Award Season is Upon Us!

Mary Robinette Kowal has a great post about award promotion for new writers. I agree with everything she says, so I don’t need to write my own post about it, but apparently I am anyway. I used to be someone who was too shy and self-conscious to promote. You know where it got me? Nowhere. But don’t go the other way, either. That’s the bad place!

One thing I would add to Mary’s recommendations is something I learned last year while I was doing my best to participate fully in the Nebula voting process. As a reader, I found it wasn’t that easy to find stories by writers I wanted to consider, even when I knew they had posted the information in their blogs. Without being a total obnoxious jerk, I recommend unobtrusively giving people multiple opportunities to discover your work.

Making an official blog post is good, but those blog posts scroll away, and at nomination deadline time, they’re not so easy to find. So what I’ll be doing this year, and what I would recommend you do with your own blogs, is create a sticky post or put a link somewhere on your main blog page that clearly says, “Award eligible works for 2011,” so that people can come back later and easily find it.

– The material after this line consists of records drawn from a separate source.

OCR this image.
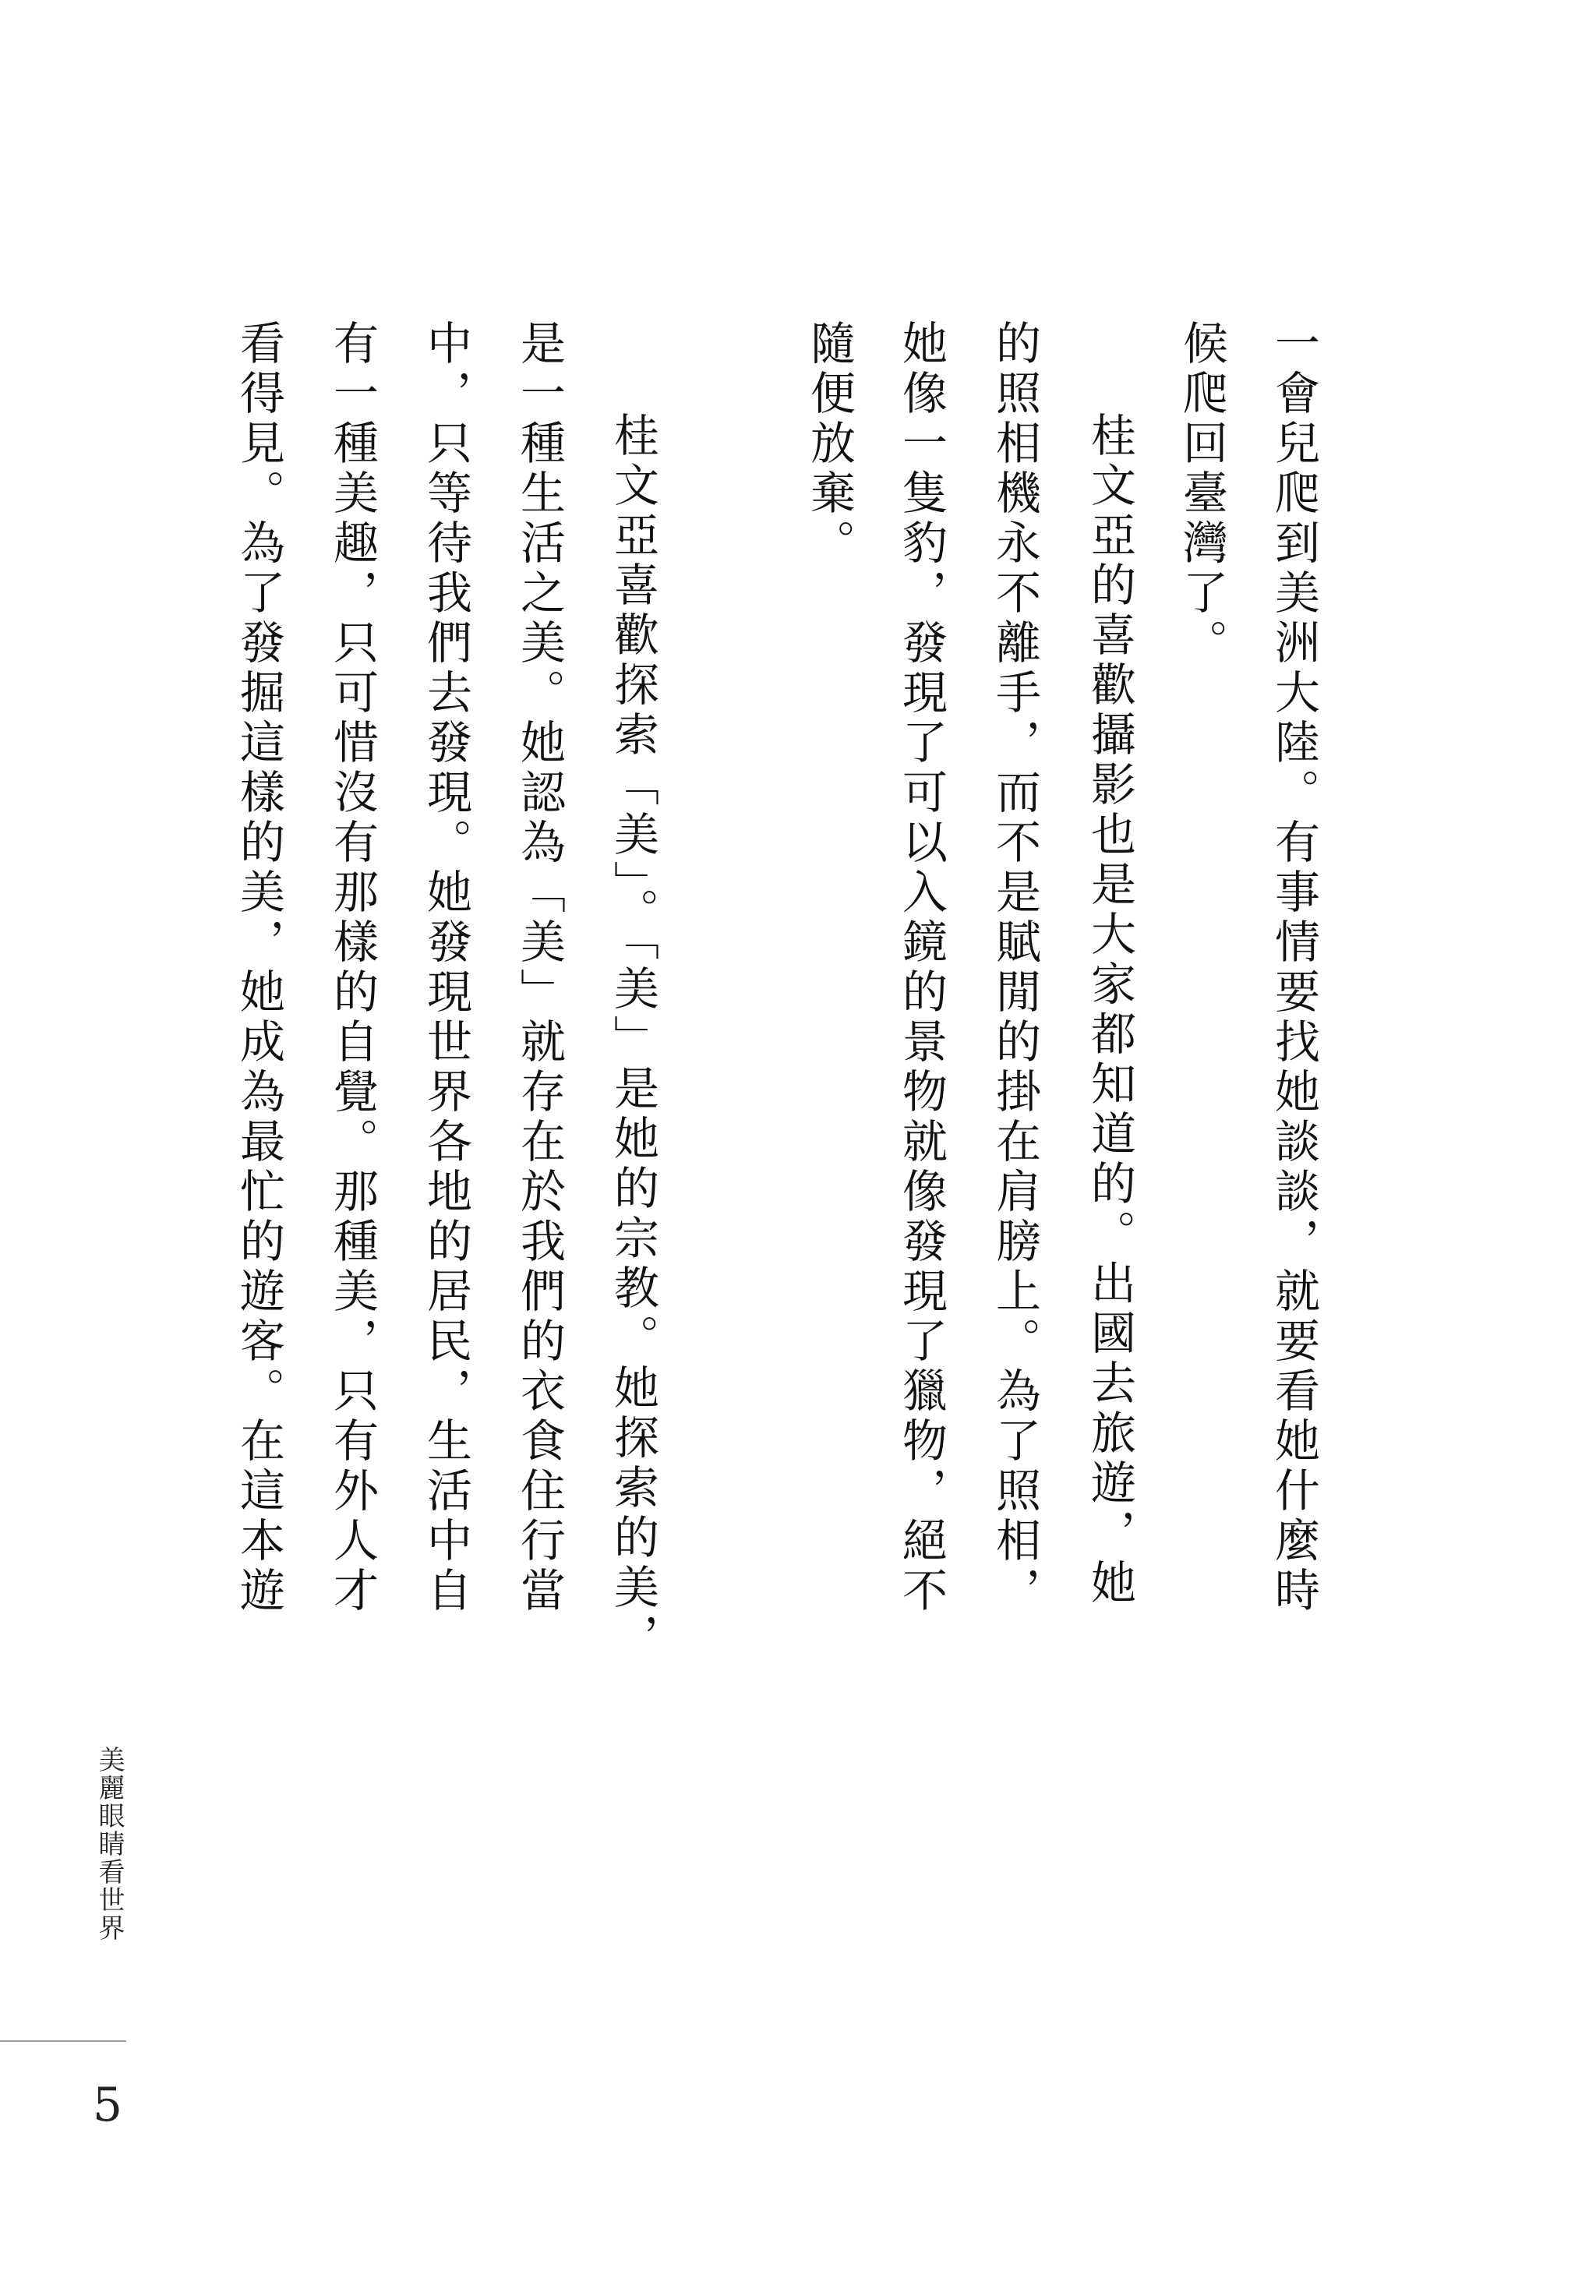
一會兒爬到美洲大陸。有事情要找她談談，就要看她什麼時
候爬回臺灣了。
桂文亞的喜歡攝影也是大家都知道的。出國去旅遊，她
的照相機永不離手，而不是賦閒的掛在肩膀上。為了照相，
她像一隻豹，發現了可以入鏡的景物就像發現了獵物，絕不
隨便放棄。
桂文亞喜歡探索「美」。「美」是她的宗教。她探索的美，
是一種生活之美。她認為「美」就存在於我們的衣食住行當
中，只等待我們去發現。她發現世界各地的居民，生活中自
有一種美趣，只可惜沒有那樣的自覺。那種美，只有外人才
看得見。為了發掘這樣的美，她成為最忙的遊客。在這本遊
美麗眼睛看世界
5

Another thing that people failed to do was to upload their stories into the SFWA topic forums designated for Nebula consideration. As a Nebula voter, I had to email a couple of people with works on the final ballot and ask them to make their work available. There was also one book on the final Norton ballot that I never read because the author didn’t provide it in any form. (Needless to say, as a Norton juror, I didn’t read it for the ballot, either, because I didn’t get around to tracking down a copy.)

I’ll be making an official post about my award-eligible works for 2011 next month, probably. Since I only have one, my current story in Analog, “An Interstellar Incident,” it’s not going to be a long or complicated post, but it’s something I never did for any of my prior stories, and so any hurt feelings I may have harbored over being snubbed for awards in the past are probably my own fault.

(See what I did there?)

Speaking of awards, I strongly recommend to other writers participating in the nomination and voting process as fully as you can. It’s a lot of work to do all of that reading, but you learn a lot from it, both in terms of craft, and also some perhaps cynical lessons about the business which will both make you feel more philosophical about awards, and may also increase your odds of reeling them in in the future.